Was Rundstedt’s role in the 1943 plot ever revealed?

No. It was not brought up at the Nuremberg tribunal, where the prosecution charged Rundstedt with war crimes in Poland, the Soviet Union, and on the Western front. He was detained until 1949, but not tried because of ill health. Following his death in 1953, a handful of Wehrmacht officers in civilian clothes and top hats followed the horse-drawn hearse to the grave.


So the top men on “Moltke’s List” took action on or knew of the plot to kill Hitler.

Yes. This gives great credence to Moltke and the others’ intentions to support U.S. military operations to end the war.


What united these conspirators?

I agree with the historian Joachim Fest, who wrote in Plotting Hitler’s Death (Henry Holt and Company, 1996) that they were united by their dislike of Hitler and the belief that the war he had begun recklessly and micromanaged disastrously would end in Germany’s destruction.


What happened to the OSS operatives in Istanbul who had championed the plotters’ cause?

Arch Coleman and Lanning Macfarland were sent home by headquarters, a punishment for hiring double agents and allowing Nazi penetration of the station—charges advanced by OSS officer Frank Wisner, who was sent to Istanbul to investigate. On July 31, 1944, Wisner fired Alfred Schwarz, a Czech Jew, accusing him of being a German agent—an absurd charge that was never investigated or proved.


What happened to Alexander Kirk?

John Waller told me that Kirk, along with his German partner, stayed in place until the end of the war. In 1946 Kirk was reassigned to Rome as ambassador, his last assignment before retirement.


What happened to the OSS’s chief in Washington, William Donovan?

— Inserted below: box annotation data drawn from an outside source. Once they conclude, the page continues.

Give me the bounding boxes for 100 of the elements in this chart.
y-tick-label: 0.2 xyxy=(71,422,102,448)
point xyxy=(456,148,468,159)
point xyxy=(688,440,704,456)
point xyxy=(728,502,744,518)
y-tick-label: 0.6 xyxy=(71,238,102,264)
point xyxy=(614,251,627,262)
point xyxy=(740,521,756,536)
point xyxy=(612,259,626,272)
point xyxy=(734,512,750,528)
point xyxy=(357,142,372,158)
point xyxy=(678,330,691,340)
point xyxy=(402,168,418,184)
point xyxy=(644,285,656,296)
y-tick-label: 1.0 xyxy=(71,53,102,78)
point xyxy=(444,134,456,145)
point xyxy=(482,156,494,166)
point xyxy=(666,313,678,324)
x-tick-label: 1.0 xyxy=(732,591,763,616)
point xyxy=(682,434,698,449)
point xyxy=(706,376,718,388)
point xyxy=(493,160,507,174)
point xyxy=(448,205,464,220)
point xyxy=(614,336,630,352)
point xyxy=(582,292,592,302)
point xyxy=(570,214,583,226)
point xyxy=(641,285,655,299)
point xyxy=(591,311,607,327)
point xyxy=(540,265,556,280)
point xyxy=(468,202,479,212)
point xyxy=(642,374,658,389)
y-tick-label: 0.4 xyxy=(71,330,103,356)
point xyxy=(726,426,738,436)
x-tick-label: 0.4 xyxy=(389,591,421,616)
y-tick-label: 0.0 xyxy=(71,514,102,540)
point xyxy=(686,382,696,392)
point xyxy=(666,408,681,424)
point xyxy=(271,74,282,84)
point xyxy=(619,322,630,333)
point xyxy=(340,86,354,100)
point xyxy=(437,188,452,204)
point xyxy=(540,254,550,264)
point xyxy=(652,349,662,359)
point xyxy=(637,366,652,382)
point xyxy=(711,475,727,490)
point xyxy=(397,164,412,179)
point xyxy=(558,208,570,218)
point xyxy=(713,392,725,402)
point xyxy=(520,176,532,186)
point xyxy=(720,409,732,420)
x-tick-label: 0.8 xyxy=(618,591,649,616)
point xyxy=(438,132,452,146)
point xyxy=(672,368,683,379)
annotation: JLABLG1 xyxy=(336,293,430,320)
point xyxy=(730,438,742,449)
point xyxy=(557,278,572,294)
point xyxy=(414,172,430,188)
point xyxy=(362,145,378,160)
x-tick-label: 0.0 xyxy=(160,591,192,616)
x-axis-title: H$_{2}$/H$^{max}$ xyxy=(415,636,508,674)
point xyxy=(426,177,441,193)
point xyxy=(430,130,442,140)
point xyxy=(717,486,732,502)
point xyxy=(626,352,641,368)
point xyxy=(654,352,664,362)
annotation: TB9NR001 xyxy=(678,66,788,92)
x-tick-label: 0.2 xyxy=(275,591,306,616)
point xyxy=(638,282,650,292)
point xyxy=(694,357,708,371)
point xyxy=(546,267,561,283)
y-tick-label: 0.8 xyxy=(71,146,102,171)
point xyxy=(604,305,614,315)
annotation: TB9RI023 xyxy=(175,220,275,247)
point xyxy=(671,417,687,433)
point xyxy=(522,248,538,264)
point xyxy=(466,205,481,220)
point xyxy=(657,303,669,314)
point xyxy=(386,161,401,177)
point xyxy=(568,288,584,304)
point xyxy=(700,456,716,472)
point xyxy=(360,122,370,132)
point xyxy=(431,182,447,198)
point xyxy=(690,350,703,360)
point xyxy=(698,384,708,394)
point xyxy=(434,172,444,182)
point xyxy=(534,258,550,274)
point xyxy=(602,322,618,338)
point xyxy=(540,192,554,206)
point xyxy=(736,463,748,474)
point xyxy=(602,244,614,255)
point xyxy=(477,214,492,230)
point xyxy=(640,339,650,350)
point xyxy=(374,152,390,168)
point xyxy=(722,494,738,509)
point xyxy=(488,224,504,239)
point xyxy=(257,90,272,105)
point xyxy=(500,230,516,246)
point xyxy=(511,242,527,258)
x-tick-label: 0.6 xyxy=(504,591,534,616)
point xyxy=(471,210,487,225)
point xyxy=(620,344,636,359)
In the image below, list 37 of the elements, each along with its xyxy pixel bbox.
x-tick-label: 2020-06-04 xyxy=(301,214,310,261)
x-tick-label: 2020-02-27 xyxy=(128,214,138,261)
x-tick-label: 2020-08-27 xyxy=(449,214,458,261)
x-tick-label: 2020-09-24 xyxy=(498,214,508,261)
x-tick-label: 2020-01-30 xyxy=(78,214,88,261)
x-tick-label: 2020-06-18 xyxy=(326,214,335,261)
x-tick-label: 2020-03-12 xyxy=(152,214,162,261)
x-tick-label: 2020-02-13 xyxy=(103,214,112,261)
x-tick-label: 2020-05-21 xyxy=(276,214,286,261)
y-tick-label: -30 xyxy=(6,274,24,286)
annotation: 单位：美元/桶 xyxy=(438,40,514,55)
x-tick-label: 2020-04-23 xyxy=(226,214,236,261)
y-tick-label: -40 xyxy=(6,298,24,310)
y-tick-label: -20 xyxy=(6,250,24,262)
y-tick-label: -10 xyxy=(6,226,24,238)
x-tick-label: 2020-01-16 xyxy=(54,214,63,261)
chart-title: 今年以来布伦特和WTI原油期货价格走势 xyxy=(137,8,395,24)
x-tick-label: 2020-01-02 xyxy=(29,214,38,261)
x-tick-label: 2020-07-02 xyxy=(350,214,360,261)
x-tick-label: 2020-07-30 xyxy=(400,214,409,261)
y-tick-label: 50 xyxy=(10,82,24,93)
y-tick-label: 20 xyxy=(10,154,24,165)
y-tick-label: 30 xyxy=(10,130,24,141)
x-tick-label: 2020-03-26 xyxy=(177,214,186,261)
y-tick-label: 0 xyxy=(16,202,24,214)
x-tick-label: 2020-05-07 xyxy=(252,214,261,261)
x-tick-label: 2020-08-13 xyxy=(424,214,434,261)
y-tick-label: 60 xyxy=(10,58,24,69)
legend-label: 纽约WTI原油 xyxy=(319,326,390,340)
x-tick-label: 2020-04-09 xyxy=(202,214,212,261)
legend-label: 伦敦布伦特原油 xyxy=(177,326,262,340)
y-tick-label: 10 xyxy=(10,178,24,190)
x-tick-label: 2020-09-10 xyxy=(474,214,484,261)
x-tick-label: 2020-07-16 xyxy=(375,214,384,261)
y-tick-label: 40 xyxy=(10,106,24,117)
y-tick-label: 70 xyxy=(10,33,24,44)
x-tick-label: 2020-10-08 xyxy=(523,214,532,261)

After President Truman abruptly shut down the OSS in 1945, Donovan was named assistant to Robert Jackson, the chief American prosecutor at the Nuremberg war crimes trials.


The world might have looked quite different had the anti-Nazi generals taken out Hitler in 1943.

Very different. With German forces split between Hitler diehards and anti-Nazis, the Western Allies could have won the war by early 1944 or mid-1944 at the latest. [interview with CIA sources] It is safe to say that more than 700,000 Jewish lives could have been saved. Of Hungary’s 725,000 Jews—the last intact Jewish community in Hitler-controlled Europe—600,000 were sent to Ausch­witzfrom May to December 1944, and at least 460,000 of them were killed. Most of the French and Dutch Jewish victims—100,000 each—perished in 1944, along with more than half of the 50,000 Jews in Greece. The extermination of nearly all the remaining Jews in Poland, Lithuania, Czechoslovakia, and Italy was also completed in 1944. Tens of thousands were tracked down and shot, or gassed in Ausch­witz—which was not liberated until January 1945. Among them was Anne Frank, deported along with 1,018 others on the last Dutch transport to Auschwitz on September 2, 1944. She died in Bergen-Belsen in March 1945.


Tens of thousands of Roma and Polish gentiles were also killed in 1944.


On the battlefield, hundreds of thousands of lives could have been saved. U.S. casualties (killed and wounded) in the Battle of the Bulge alone are estimated at between 81,000 and 104,000. And in the Normandy invasion, 36,976 American soldiers lost their lives.


How is it possible that the 1943 conspiracy almost ended up in the dustbin of history?

The OSS documents referring to it were originally stamped “TOP SECRET.” Declassification could have come sooner, but according to my CIA sources, people concerned with protecting FDR’s reputation probably objected. In the early postwar years Americans were in no mood to debate such a potentially controversial and embarrassing issue as the victorious president’s refusal to deal with anti-Nazi German generals. It was only after the U.S. Congress adopted the Nazi War Crimes Disclosure Act in 1998 that declassification began, and the pages themselves were not fully released until 2002, when I began my search. Going through more than eight million pages—remember, there’s no computerization of records here—is extremely time consuming, which explains why so few researchers have made the effort.


It is clear to me that revealing this truth will please very few, with the possible exception of those wishing to ease the burden of German guilt. The 1943 plot is one of history’s inconvenient facts.